There’s a very simple reason why Steve Angello‘s Wild Youth will be remembered as one of the strongest albums of 2015: It doesn’t sound like anything else on the market right now.
Being that it’s his first full-length album since the 2013 disbanding of his supergroup, Swedish House Mafia, he could have gone the route of his former collaborators and released the hard-kicks-and-hoover-synths progressive house that floods festival main stages worldwide. Given the scene’s current obsession with all things underground, he could also have surrendered himself to whatever whatever deep or tech variety of hipster house is currently being lauded as the second coming of Christ. Instead, Wild Youth Chapter 1 sounds like an evolution of the EDM sound Angello played no small role in shaping that neither betrays nor seeks refuge in the creative legacy he’s already left behind.
The album kicks off with “Children of the Wild,” the track which first signaled the electronic music world to Angello’s bold digression from the status quo. From its anthemic lyrics down to its strangely antiquated instrumental musings, this track told us everything we needed to know about the rest of the album. This wasn’t going to be by-the-numbers EDM, and Angello couldn’t have made that clearer.
In fact, “Tiger” sounds about as close to what most would call “EDM” as anything on the effort. Humming, chirping synths and effects adorn the markedly low tempo of the track with an otherwise club-friendly quality that will ensure it placement in its fair share of live sets following the release of Chapter 1.
Of course, for all its experimental moments, Chapter 1 still features its share of mass appeal. “Wasted Love” is the kind of song you might hear from a band like U2, and Angello’s remix of Saturday, Monday’s “The Ocean” – which features vocals by Julia Spada – is replete with a saccharine synth pop sting that makes it infectiously danceable.

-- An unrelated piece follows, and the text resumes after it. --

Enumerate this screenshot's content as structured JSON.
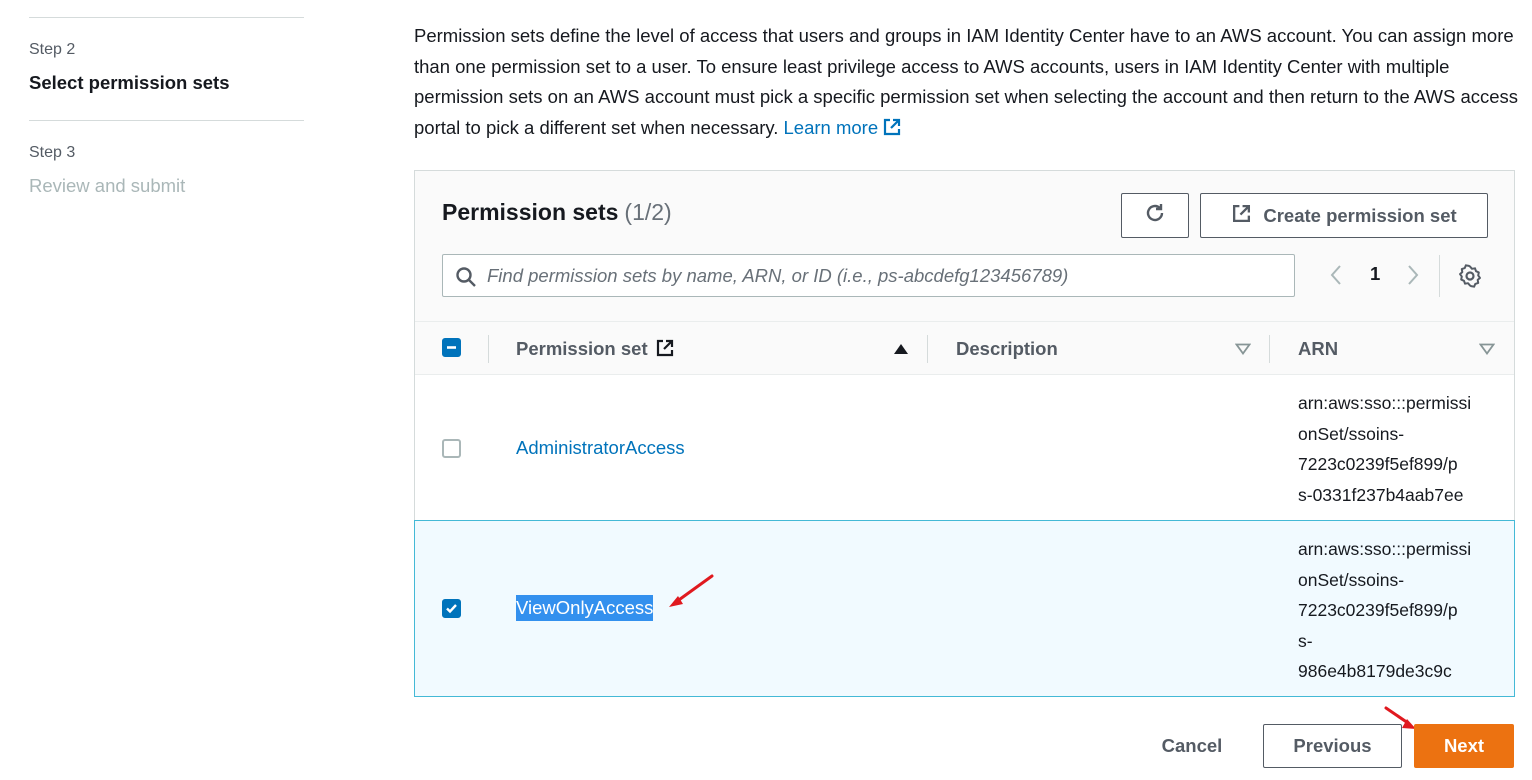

However, the high point of the album is his Gary Go collaboration, “Prisoner.” This track starts off simply enough with its alternative post rock stylings, but an otherworldly key change after the first verse puts it in a category all its own. The tastemakers who control the global conversation that is electronic music are those who succeed in crafting a musical experience that hasn’t already been created by somebody else, and if you’re paying enough attention to hear it, then you’ll recognize this moment in the album as such.
More than anything else, though, Wild Youth Chapter 1 succeeds in making the listener want to hear what Chapter 2 has in store. Steve Angello‘s journey as a musician has taken him to an interesting place as an artist, and it will be fascinating to see what kind of post-Swedish House Mafia statement he chooses to make once the other half of it is available to the masses.
After a point in his career that most would assume was his prime, Steve Angello has managed to make a unique yet relevant addition to his discography in the form of Wild Youth Chapter 1.